By the High Middle Ages, European society was divided into four distinct classes. Politically and religiously, medieval life was controlled from the top; in the hierarchical society of the period, the nobility and the clergy dominated the peasants and townspeople. The Crusades caused fundamental upheavals in European life. Mediterranean commerce and Venices role as a leading regional power grew directly from these wars. Throughout Europe, new cities were born and old ones became important centers of trade and commerce. The emergence of towns with their guilds and their continual quest for commercial activity altered the medieval world. Cities became home to a new social class artisans, merchants, and traders whose position was based on commercial wealth instead of land ownership. This period also saw the rise of the universities. Colleges at Bologna and Paris were, by the thirteenth century, important centers for the spread of knowledge. Over time, as the intellectual pace quickened with each new generation of university-trained scholars, the clash between temporal philosophy and religious theology became more pronounced, and the spiritual unity and dominance of the Church less secure.

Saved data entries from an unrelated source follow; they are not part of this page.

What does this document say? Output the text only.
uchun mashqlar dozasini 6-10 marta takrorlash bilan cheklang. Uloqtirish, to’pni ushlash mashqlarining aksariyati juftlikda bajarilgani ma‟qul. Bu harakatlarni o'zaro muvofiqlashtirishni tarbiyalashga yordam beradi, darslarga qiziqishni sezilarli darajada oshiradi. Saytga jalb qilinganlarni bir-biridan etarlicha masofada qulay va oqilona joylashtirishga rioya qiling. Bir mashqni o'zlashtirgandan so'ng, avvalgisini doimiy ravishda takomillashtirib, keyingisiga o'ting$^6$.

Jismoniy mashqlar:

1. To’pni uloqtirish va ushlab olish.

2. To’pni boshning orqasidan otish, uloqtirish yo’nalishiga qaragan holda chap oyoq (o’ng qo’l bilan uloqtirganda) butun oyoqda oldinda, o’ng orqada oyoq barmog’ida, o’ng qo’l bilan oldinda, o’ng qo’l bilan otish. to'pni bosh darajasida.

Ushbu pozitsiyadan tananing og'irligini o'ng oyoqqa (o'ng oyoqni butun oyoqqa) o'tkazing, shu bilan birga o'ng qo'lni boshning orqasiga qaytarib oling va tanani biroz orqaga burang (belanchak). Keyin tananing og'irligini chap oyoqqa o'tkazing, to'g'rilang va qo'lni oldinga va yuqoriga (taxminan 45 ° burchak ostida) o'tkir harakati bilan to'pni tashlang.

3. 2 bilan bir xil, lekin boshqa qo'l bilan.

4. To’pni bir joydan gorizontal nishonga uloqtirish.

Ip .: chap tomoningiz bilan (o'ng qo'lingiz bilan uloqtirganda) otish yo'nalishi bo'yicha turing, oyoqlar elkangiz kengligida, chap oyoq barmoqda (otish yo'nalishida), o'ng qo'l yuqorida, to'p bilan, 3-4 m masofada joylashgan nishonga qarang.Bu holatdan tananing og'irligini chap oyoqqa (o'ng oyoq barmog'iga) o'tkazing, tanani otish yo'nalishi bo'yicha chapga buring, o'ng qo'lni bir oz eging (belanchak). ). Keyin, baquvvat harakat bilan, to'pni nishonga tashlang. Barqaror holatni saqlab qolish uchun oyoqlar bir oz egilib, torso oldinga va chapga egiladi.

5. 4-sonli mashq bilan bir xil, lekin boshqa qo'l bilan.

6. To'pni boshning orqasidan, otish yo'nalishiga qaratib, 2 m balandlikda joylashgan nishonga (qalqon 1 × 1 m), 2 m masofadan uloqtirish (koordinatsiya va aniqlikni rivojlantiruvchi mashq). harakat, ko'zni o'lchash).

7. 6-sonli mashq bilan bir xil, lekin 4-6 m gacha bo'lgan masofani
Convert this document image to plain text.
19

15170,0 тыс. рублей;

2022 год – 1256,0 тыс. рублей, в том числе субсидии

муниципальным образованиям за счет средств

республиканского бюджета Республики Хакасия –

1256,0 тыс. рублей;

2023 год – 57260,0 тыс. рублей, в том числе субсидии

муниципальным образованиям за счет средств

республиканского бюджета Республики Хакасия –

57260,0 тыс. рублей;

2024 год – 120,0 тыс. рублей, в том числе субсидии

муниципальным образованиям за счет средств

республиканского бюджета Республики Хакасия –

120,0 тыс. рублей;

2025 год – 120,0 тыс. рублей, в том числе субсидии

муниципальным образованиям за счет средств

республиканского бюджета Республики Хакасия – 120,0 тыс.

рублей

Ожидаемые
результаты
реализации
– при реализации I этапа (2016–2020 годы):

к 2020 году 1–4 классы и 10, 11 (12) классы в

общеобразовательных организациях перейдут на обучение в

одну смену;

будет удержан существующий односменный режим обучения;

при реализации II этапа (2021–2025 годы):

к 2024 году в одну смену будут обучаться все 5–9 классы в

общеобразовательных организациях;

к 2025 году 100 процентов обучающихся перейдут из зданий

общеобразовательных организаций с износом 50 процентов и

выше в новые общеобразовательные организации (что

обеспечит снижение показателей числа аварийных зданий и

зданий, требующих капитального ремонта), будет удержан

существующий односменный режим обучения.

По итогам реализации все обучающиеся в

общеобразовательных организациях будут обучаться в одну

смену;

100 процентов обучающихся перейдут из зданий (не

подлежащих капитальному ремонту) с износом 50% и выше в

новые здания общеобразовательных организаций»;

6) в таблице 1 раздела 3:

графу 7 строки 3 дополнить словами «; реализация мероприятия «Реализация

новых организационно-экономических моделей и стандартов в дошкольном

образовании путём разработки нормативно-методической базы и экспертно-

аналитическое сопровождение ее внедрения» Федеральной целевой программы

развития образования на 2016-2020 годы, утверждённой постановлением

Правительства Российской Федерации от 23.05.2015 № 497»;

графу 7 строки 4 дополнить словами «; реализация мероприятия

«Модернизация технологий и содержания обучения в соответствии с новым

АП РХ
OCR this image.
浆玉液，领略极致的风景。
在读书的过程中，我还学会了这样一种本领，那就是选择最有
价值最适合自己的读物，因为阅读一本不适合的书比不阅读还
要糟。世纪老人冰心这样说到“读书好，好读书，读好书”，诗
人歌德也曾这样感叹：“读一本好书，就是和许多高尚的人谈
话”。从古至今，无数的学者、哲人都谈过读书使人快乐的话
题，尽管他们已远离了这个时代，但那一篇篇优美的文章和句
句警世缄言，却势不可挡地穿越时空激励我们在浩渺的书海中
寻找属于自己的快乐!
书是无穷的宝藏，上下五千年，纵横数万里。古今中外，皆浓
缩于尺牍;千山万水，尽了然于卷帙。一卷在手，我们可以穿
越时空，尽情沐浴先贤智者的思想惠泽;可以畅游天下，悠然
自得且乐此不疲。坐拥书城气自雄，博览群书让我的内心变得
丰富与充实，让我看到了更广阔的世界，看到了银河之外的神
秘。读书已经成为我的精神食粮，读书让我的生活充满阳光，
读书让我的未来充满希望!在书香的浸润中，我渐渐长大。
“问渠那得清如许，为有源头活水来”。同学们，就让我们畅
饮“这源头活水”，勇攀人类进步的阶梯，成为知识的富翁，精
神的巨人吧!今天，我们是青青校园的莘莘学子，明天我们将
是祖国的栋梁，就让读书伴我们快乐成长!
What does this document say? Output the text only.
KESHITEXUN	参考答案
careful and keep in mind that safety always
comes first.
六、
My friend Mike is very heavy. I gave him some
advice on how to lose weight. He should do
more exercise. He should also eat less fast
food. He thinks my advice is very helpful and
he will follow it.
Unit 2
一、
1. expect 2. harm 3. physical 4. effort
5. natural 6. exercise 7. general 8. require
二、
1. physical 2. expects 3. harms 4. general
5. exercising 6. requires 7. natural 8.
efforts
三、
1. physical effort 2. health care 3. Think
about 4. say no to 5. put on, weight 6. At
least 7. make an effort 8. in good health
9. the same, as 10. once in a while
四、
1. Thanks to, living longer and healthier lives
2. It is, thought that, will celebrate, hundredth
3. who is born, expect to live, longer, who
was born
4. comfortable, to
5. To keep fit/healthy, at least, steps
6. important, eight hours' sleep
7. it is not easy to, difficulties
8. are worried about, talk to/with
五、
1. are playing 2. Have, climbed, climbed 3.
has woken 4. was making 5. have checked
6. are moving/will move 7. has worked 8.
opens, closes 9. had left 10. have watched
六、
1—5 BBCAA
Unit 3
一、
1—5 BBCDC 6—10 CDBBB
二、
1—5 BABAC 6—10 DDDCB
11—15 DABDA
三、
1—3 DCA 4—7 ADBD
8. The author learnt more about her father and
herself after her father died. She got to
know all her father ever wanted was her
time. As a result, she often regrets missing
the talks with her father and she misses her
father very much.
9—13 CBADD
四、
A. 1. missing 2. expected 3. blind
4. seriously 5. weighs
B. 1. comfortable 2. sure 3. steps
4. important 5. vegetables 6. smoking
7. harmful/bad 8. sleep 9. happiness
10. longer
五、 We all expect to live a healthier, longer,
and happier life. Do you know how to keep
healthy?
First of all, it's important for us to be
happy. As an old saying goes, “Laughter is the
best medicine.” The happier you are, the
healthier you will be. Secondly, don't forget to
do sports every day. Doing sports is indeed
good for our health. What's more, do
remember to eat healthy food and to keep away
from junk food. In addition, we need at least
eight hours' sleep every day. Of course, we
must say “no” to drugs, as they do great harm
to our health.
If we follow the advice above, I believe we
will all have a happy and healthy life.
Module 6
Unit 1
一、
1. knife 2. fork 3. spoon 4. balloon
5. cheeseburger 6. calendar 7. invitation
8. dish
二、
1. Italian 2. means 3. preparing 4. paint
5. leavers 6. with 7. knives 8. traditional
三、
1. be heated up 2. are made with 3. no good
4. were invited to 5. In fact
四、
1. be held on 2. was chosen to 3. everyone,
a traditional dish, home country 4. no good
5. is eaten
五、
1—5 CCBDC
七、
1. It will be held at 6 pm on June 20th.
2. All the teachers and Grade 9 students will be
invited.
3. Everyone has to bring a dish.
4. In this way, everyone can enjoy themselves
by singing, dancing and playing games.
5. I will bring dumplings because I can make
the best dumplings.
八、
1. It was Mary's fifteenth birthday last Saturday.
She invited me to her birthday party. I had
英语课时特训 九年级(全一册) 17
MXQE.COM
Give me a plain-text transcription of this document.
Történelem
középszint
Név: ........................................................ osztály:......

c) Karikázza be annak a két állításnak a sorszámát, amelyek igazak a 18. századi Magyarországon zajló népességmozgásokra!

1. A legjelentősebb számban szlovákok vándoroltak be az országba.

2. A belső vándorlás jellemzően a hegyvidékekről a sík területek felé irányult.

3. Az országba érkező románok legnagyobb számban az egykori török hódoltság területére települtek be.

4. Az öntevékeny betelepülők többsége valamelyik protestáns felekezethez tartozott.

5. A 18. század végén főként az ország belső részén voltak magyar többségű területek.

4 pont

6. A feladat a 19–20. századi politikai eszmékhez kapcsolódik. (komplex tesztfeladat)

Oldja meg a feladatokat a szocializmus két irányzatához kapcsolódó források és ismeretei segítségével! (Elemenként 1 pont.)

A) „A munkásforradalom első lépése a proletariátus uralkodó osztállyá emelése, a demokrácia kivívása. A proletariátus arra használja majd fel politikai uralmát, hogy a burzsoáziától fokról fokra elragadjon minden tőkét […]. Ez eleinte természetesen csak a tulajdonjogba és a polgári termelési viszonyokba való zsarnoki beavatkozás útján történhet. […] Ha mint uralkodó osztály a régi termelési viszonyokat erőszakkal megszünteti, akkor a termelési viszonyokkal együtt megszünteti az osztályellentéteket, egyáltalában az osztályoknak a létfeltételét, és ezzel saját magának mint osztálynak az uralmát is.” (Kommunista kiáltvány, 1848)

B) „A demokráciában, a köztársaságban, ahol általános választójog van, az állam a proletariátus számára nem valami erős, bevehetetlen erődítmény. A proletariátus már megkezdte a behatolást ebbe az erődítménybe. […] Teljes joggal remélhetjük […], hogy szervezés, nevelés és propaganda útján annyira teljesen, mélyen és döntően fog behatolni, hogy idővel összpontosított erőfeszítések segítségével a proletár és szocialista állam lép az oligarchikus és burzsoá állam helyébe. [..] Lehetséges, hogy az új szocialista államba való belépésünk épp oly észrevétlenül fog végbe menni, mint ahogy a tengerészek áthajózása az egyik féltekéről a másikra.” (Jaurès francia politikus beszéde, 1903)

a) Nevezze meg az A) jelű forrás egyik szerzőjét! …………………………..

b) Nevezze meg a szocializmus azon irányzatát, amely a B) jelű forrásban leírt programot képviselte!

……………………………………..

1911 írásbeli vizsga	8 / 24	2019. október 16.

Women and children remained largely excluded from these and other higher pursuits and aspirations, though women may have had more freedoms and opportunities than earlier scholars imagined and children were probably better loved and protected than traditional sources suggest.
After reading this chapter you should understand:
- The major groups and classes composing medieval society.
- The rise of towns and the new merchant class.
- Founding of universities and expansion of the educational curriculum.
- The lives of women and children in the Middle Ages.